Another indicator that this society has lost its bearings can be found in a recently published book The Narcissism Epidemic: Living in the Age of Entitlement in which the authors, two professors of social psychology, are mainly concerned with cultural as distinct from individual narcissism. Their judgment, with an abundance of evidence, is that there has been something like a sea change in American culture and it is not for the good. They list a number of social ills that are attributable to this social narcissism to a greater or lesser extent. These ills range from the mortgage debacle to plastic surgery and the whole makeover industry to the plague of “reality” shows. The major result is, of course, social disintegration and all that can flow from that. Under the best of circumstances there is an inherent conflict in democracy between the individual's liberty and the requirements of the democratic society necessary to assure that liberty. Jefferson sought to bridge this bifurcation by making the aim of the state to assist individuals in realizing their full potential. It was assumed, perhaps naively, that such self realization would be consistent with a democratic society.

In trying to understand why society appears to be falling apart I have begun to wonder if, along with the pressures of over population and the fragmenting effect of technology, a new awareness of human fragility is contributing to this disintegration. Never before in human history have humans known so clearly that their world can be destroyed and perhaps is in that process already and that tey are the cause. Aware of the willingness of humans to destroy each other, mankind now fears that it could, and perhaps will, destroy itself.

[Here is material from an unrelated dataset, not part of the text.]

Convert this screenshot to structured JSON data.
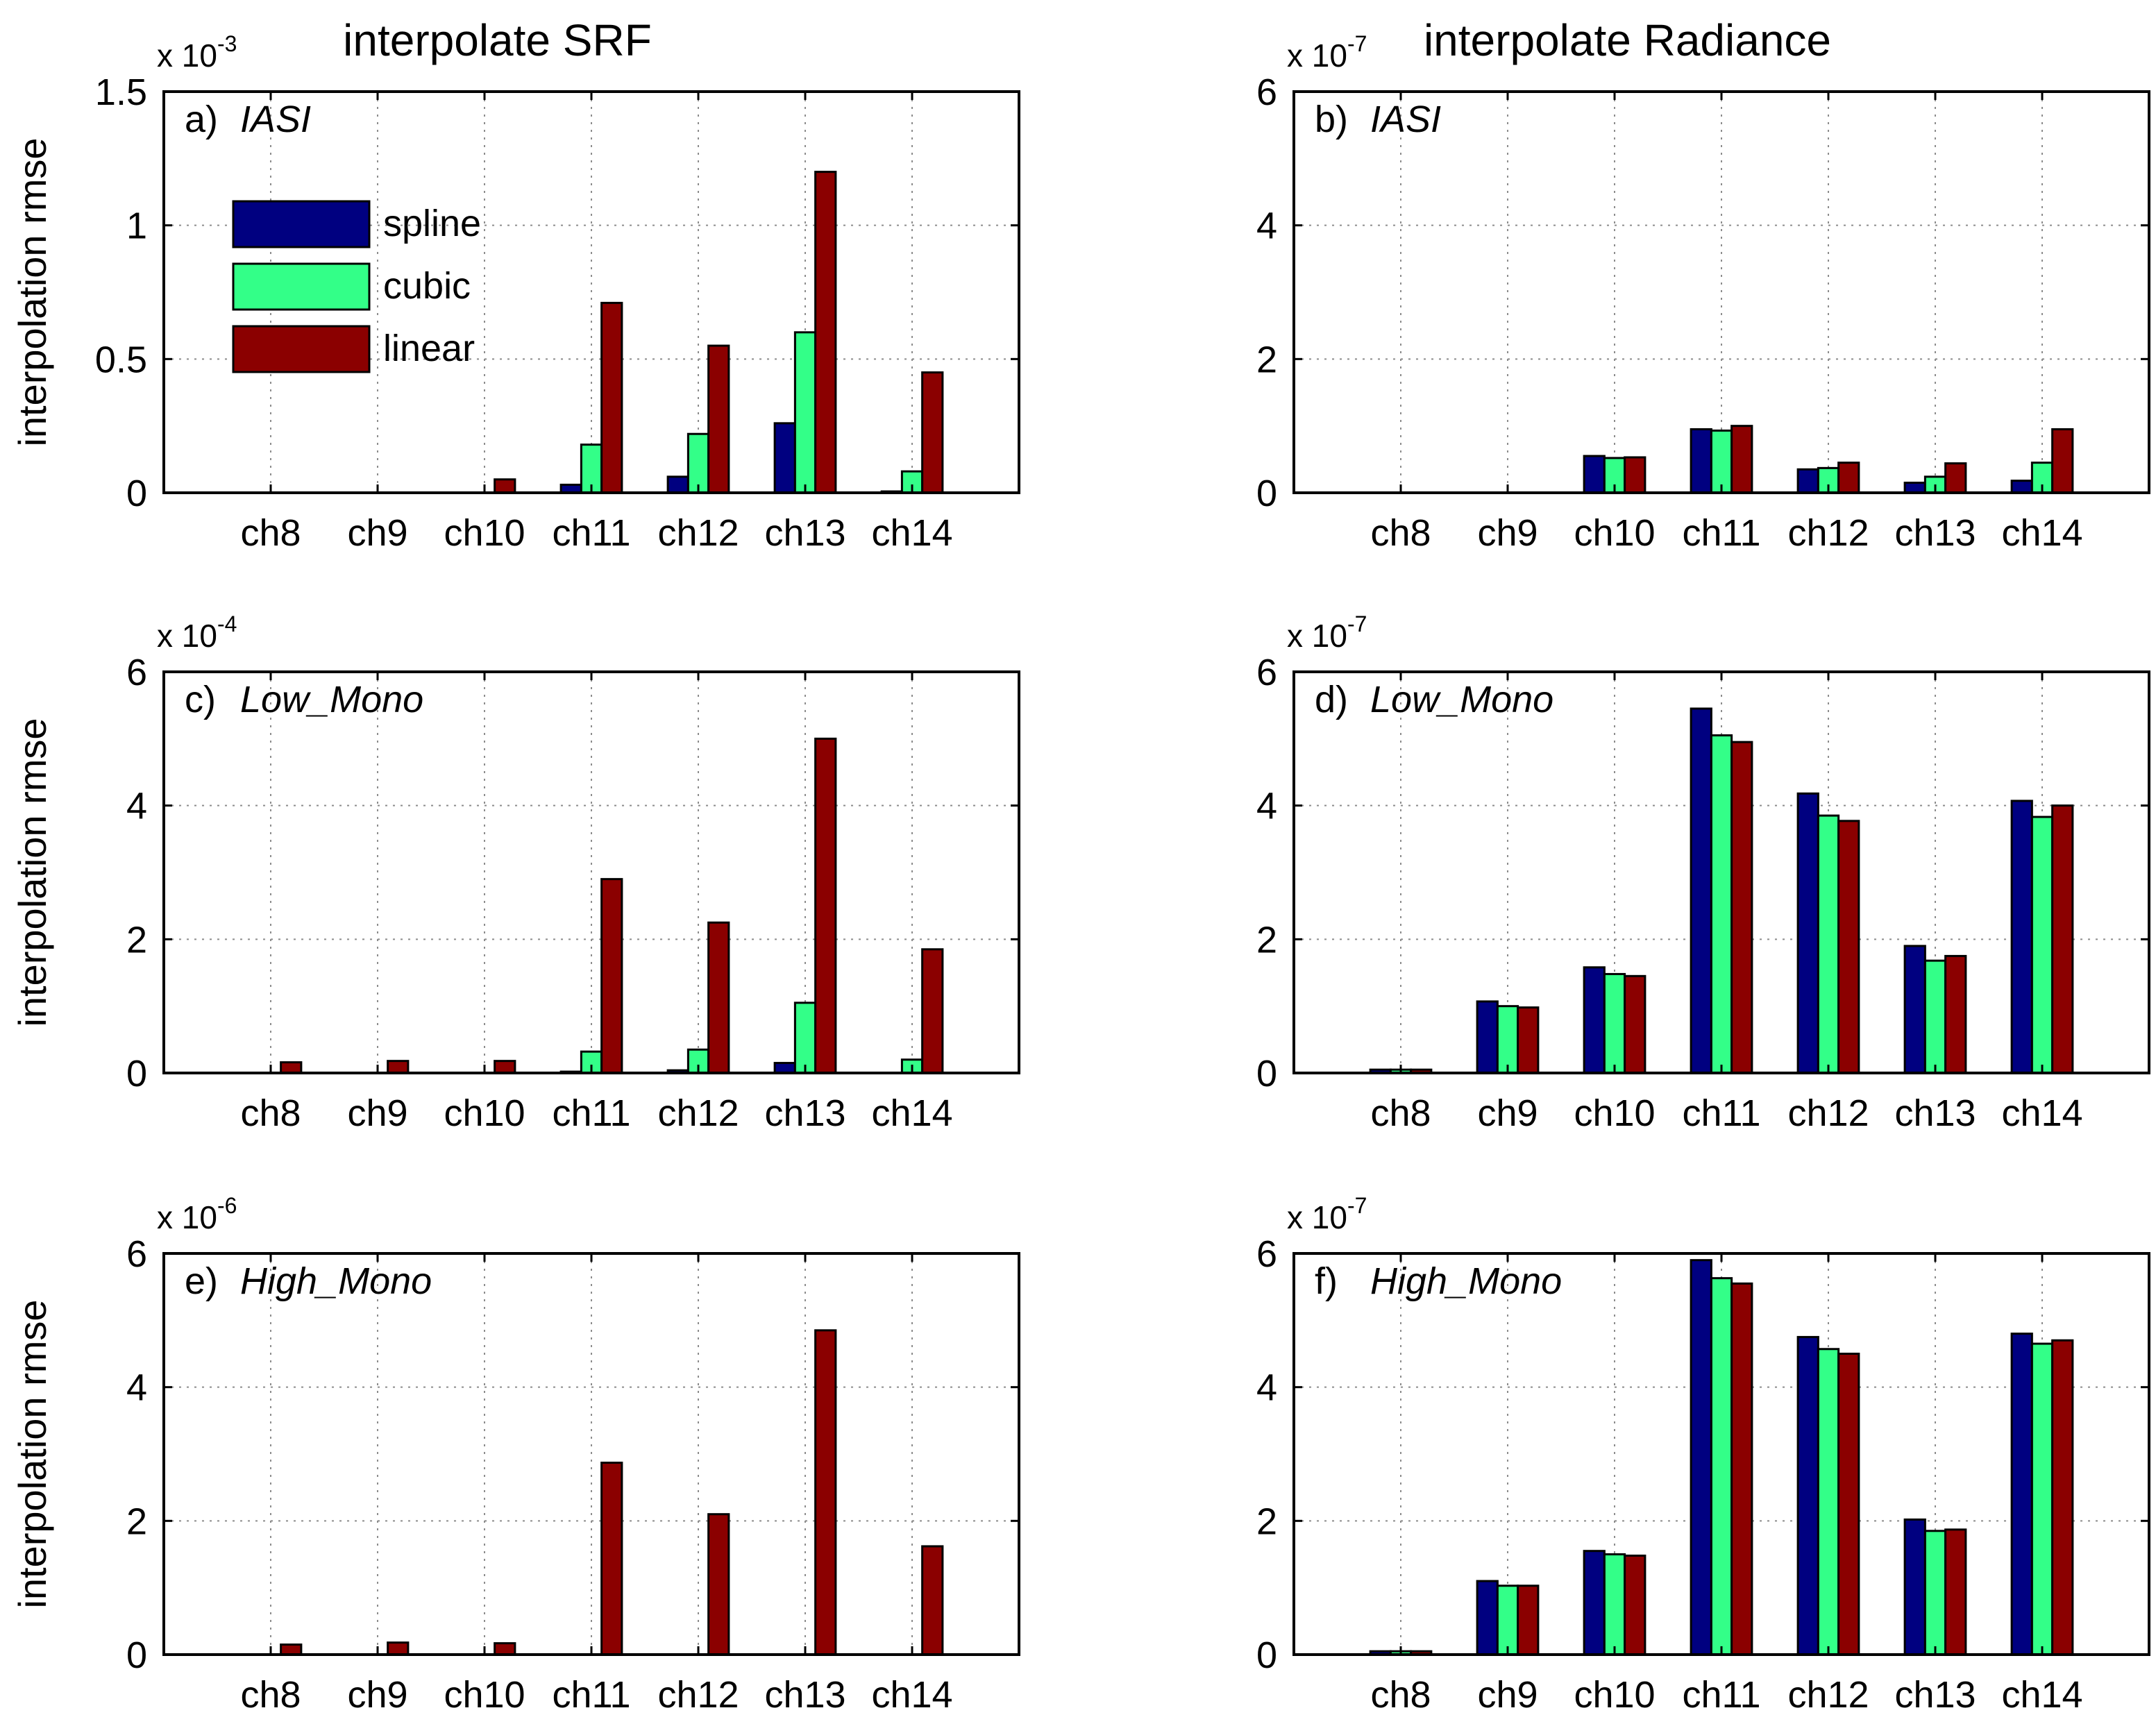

I remember a final scene in the movie version of Neville Shute's novel On the Beach, in which a nuclear exchange between Russia and the United States has unleashed an enormous radioactive cloud that was progressively killing all life as it circulated around the planet. Australia would complete the cloud's globe-girdling trip. People knew it was coming. They fragment into those who pray and passionately declare that Jesus is returning, by which method they supposedly escape the impending doom, and those who accept their fate and have an enormous beach party. Mankind is increasingly aware of its destiny. Is it starting to fragment into the religious deniers and the entertainment addicted accepters? I personally think Shute should have had a third group indulging in violence as they displayed their anger at such a fate. Somebody had to be responsible! We keep telling ourselves that there is still time, if we act quickly, to avoid the various catastrophes awaiting us. Can we really expect the bulk of mankind to act quickly? At its best, will not such an effort create massive conflict as humans fight for diminishing resources and this in the context of nuclear destructiveness? If some external intelligence were to observe humanity playing out this scenario, would it not think the efforts of those who seek to avoid the cascading convergence of such species-ending forces pitiful in their irrelevance? We must, in my judgment, be brutally honest before we can be productively progressive, else we too live in a fantasy.